In 1956, French filmmaker Albert Lamorisse charmed the world with his Oscar-winning short The Red Balloon. Now Taiwanese director Hou Hsiao-hsien has made a feature-length homage called Flight Of The Red Balloon.
Simon is a dreamy little boy living in Paris. He likes playing pinball. Suzanne is his stressed-out single mum. She likes puppets. And Song is Simon’s new Chinese nanny. She likes making movies.
To say nothing much happens in Flight Of The Red Balloon would be unfair. That’s because nothing does happen. Sure, there’s activity – Suzanne screeches, Simon makes pancakes, Song videotapes banalities, a piano is moved and tuned – but good luck discerning a story or character backgrounds.
Western multiplex movies are often criticized for sticking to a safe formula. Flight Of The Red Balloon will never be accused of that; what this feels like is a pretentiously filmed documentary about ordinary people on an utterly ordinary day.

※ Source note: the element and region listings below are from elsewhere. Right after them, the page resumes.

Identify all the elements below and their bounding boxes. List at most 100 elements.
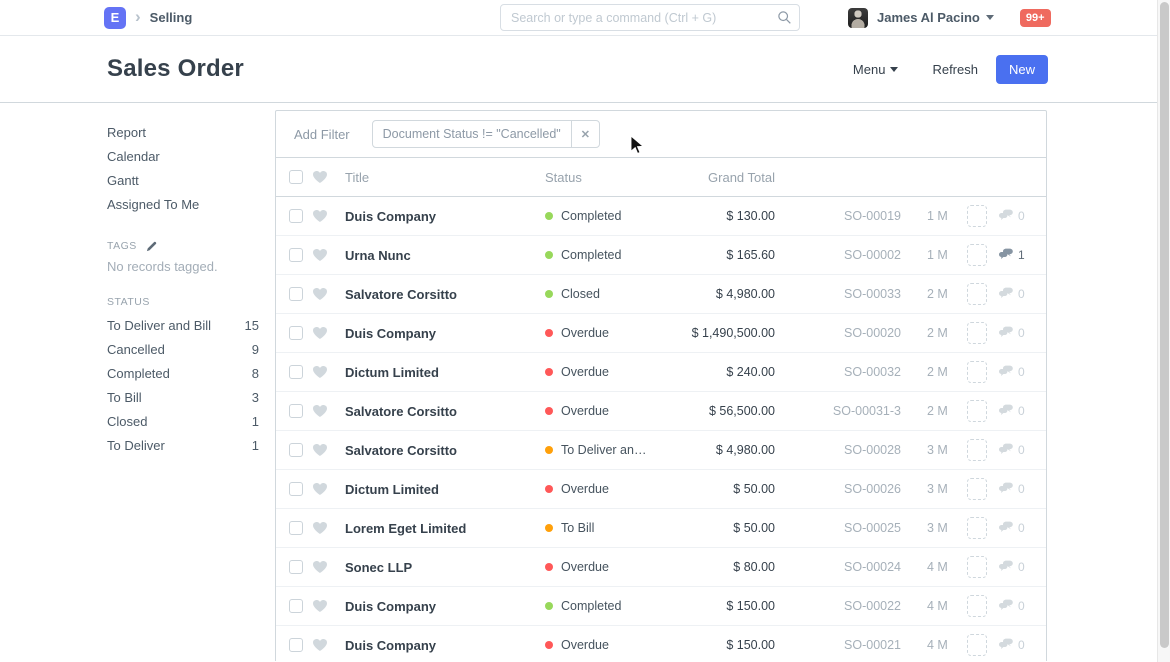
row-checkbox[interactable] xyxy=(289,482,303,496)
status-filter-to-bill[interactable]: To Bill3 xyxy=(107,386,259,410)
row-title[interactable]: Duis Company xyxy=(345,326,545,341)
notifications-badge[interactable]: 99+ xyxy=(1020,9,1051,27)
row-title[interactable]: Sonec LLP xyxy=(345,560,545,575)
row-title[interactable]: Duis Company xyxy=(345,599,545,614)
status-label: Completed xyxy=(561,599,621,613)
row-id-link[interactable]: SO-00026 xyxy=(775,482,901,496)
heart-icon[interactable] xyxy=(312,248,328,262)
row-checkbox[interactable] xyxy=(289,209,303,223)
heart-icon[interactable] xyxy=(312,209,328,223)
status-dot-icon xyxy=(545,212,553,220)
table-row[interactable]: Dictum Limited Overdue $ 50.00 SO-00026 … xyxy=(276,470,1046,509)
heart-icon[interactable] xyxy=(312,638,328,652)
row-checkbox[interactable] xyxy=(289,443,303,457)
table-row[interactable]: Salvatore Corsitto To Deliver an… $ 4,98… xyxy=(276,431,1046,470)
heart-icon[interactable] xyxy=(312,560,328,574)
row-title[interactable]: Lorem Eget Limited xyxy=(345,521,545,536)
new-button[interactable]: New xyxy=(996,55,1048,84)
assign-placeholder[interactable] xyxy=(967,595,987,617)
table-row[interactable]: Duis Company Overdue $ 1,490,500.00 SO-0… xyxy=(276,314,1046,353)
add-filter-button[interactable]: Add Filter xyxy=(294,127,350,142)
heart-icon[interactable] xyxy=(312,404,328,418)
row-title[interactable]: Salvatore Corsitto xyxy=(345,443,545,458)
edit-tags-icon[interactable] xyxy=(146,241,157,252)
heart-icon[interactable] xyxy=(312,287,328,301)
row-checkbox[interactable] xyxy=(289,365,303,379)
row-checkbox[interactable] xyxy=(289,404,303,418)
table-row[interactable]: Duis Company Completed $ 130.00 SO-00019… xyxy=(276,197,1046,236)
row-id-link[interactable]: SO-00019 xyxy=(775,209,901,223)
assign-placeholder[interactable] xyxy=(967,205,987,227)
row-title[interactable]: Dictum Limited xyxy=(345,482,545,497)
table-row[interactable]: Dictum Limited Overdue $ 240.00 SO-00032… xyxy=(276,353,1046,392)
row-id-link[interactable]: SO-00028 xyxy=(775,443,901,457)
liked-filter-heart-icon[interactable] xyxy=(312,170,328,184)
row-title[interactable]: Duis Company xyxy=(345,209,545,224)
heart-icon[interactable] xyxy=(312,482,328,496)
heart-icon[interactable] xyxy=(312,326,328,340)
assign-placeholder[interactable] xyxy=(967,517,987,539)
row-id-link[interactable]: SO-00021 xyxy=(775,638,901,652)
heart-icon[interactable] xyxy=(312,599,328,613)
assign-placeholder[interactable] xyxy=(967,556,987,578)
scrollbar-thumb[interactable] xyxy=(1160,2,1169,648)
sidebar-item-report[interactable]: Report xyxy=(107,121,259,145)
row-title[interactable]: Urna Nunc xyxy=(345,248,545,263)
user-menu[interactable]: James Al Pacino xyxy=(877,10,980,25)
heart-icon[interactable] xyxy=(312,443,328,457)
breadcrumb-selling[interactable]: Selling xyxy=(150,10,193,25)
row-id-link[interactable]: SO-00031-3 xyxy=(775,404,901,418)
table-row[interactable]: Salvatore Corsitto Closed $ 4,980.00 SO-… xyxy=(276,275,1046,314)
search-input[interactable] xyxy=(500,4,800,31)
row-id-link[interactable]: SO-00025 xyxy=(775,521,901,535)
status-filter-completed[interactable]: Completed8 xyxy=(107,362,259,386)
row-id-link[interactable]: SO-00020 xyxy=(775,326,901,340)
assign-placeholder[interactable] xyxy=(967,478,987,500)
row-checkbox[interactable] xyxy=(289,326,303,340)
table-row[interactable]: Lorem Eget Limited To Bill $ 50.00 SO-00… xyxy=(276,509,1046,548)
row-title[interactable]: Salvatore Corsitto xyxy=(345,287,545,302)
row-checkbox[interactable] xyxy=(289,560,303,574)
user-avatar[interactable] xyxy=(848,8,868,28)
assign-placeholder[interactable] xyxy=(967,322,987,344)
row-id-link[interactable]: SO-00024 xyxy=(775,560,901,574)
table-row[interactable]: Sonec LLP Overdue $ 80.00 SO-00024 4 M 0 xyxy=(276,548,1046,587)
sidebar-item-gantt[interactable]: Gantt xyxy=(107,169,259,193)
assign-placeholder[interactable] xyxy=(967,361,987,383)
remove-filter-icon[interactable]: ✕ xyxy=(571,121,599,147)
row-id-link[interactable]: SO-00033 xyxy=(775,287,901,301)
status-filter-to-deliver-and-bill[interactable]: To Deliver and Bill15 xyxy=(107,314,259,338)
select-all-checkbox[interactable] xyxy=(289,170,303,184)
row-id-link[interactable]: SO-00002 xyxy=(775,248,901,262)
row-checkbox[interactable] xyxy=(289,287,303,301)
sidebar-item-assigned-to-me[interactable]: Assigned To Me xyxy=(107,193,259,217)
row-title[interactable]: Duis Company xyxy=(345,638,545,653)
table-row[interactable]: Salvatore Corsitto Overdue $ 56,500.00 S… xyxy=(276,392,1046,431)
row-title[interactable]: Salvatore Corsitto xyxy=(345,404,545,419)
assign-placeholder[interactable] xyxy=(967,400,987,422)
status-filter-closed[interactable]: Closed1 xyxy=(107,410,259,434)
row-id-link[interactable]: SO-00032 xyxy=(775,365,901,379)
row-title[interactable]: Dictum Limited xyxy=(345,365,545,380)
row-checkbox[interactable] xyxy=(289,248,303,262)
table-row[interactable]: Duis Company Overdue $ 150.00 SO-00021 4… xyxy=(276,626,1046,661)
status-filter-cancelled[interactable]: Cancelled9 xyxy=(107,338,259,362)
row-checkbox[interactable] xyxy=(289,521,303,535)
row-checkbox[interactable] xyxy=(289,638,303,652)
filter-chip-label[interactable]: Document Status != "Cancelled" xyxy=(373,121,571,147)
refresh-button[interactable]: Refresh xyxy=(932,62,978,77)
table-row[interactable]: Duis Company Completed $ 150.00 SO-00022… xyxy=(276,587,1046,626)
heart-icon[interactable] xyxy=(312,365,328,379)
table-row[interactable]: Urna Nunc Completed $ 165.60 SO-00002 1 … xyxy=(276,236,1046,275)
menu-button[interactable]: Menu xyxy=(853,62,899,77)
heart-icon[interactable] xyxy=(312,521,328,535)
assign-placeholder[interactable] xyxy=(967,439,987,461)
assign-placeholder[interactable] xyxy=(967,283,987,305)
assign-placeholder[interactable] xyxy=(967,634,987,656)
row-checkbox[interactable] xyxy=(289,599,303,613)
sidebar-item-calendar[interactable]: Calendar xyxy=(107,145,259,169)
app-logo[interactable]: E xyxy=(104,7,126,29)
row-id-link[interactable]: SO-00022 xyxy=(775,599,901,613)
status-filter-to-deliver[interactable]: To Deliver1 xyxy=(107,434,259,458)
assign-placeholder[interactable] xyxy=(967,244,987,266)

Hou Hsiao-hsien favours long static shots and improvised dialogue between his performers. He’s trying to make points about loneliness and isolation but he does it by pushing his audience away.
To some, this is the work of a master filmmaker but to me it’s as arrogantly dismissive of the viewer, as anything to come out of Hollywood.

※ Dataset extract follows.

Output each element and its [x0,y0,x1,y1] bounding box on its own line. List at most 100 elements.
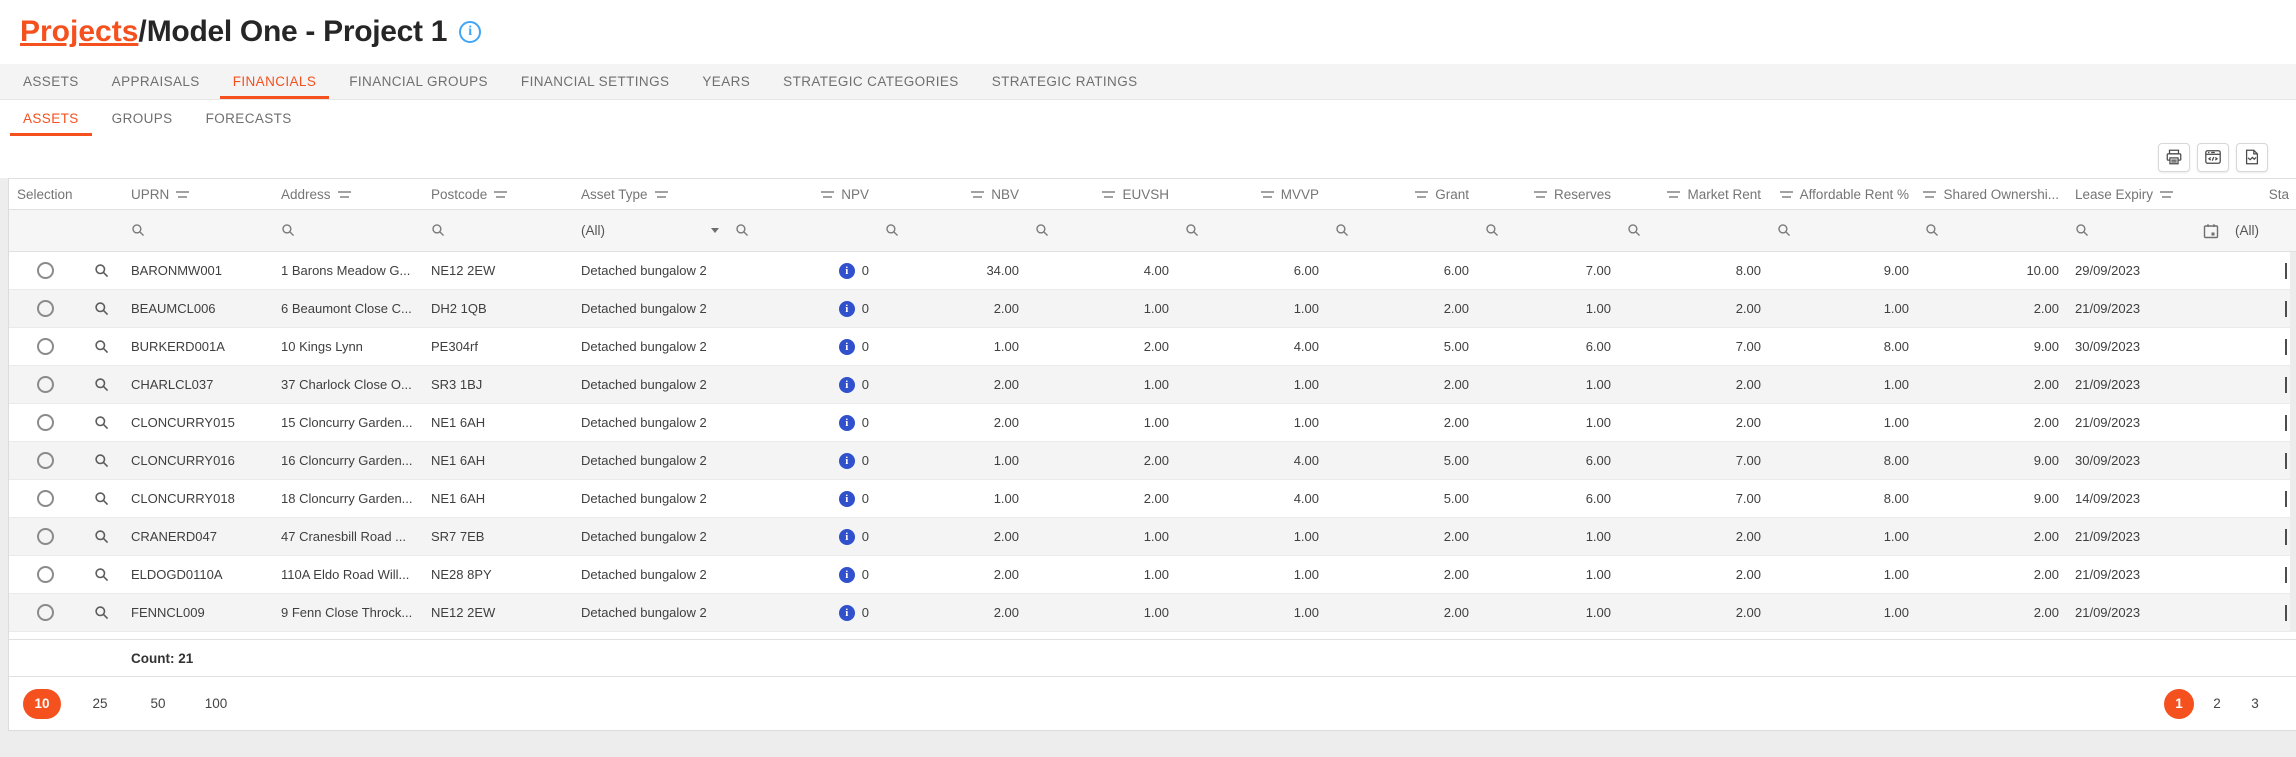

In this dreary milieu, Juliette Binoche brings passion to her feisty artist and mother, and Simon Iteanu and Fang Song are believable. But the occasional hovering red balloon feels more like an escapee from a Melbourne tourism ad than anything metaphorical or fantastic.
There are many, many critics out there who think this is a masterpiece. I’m not one of them and I have to say I found this a frustratingly oblique and dreadfully dull 113 minutes.
For me, this sank like a lead balloon and rates one star.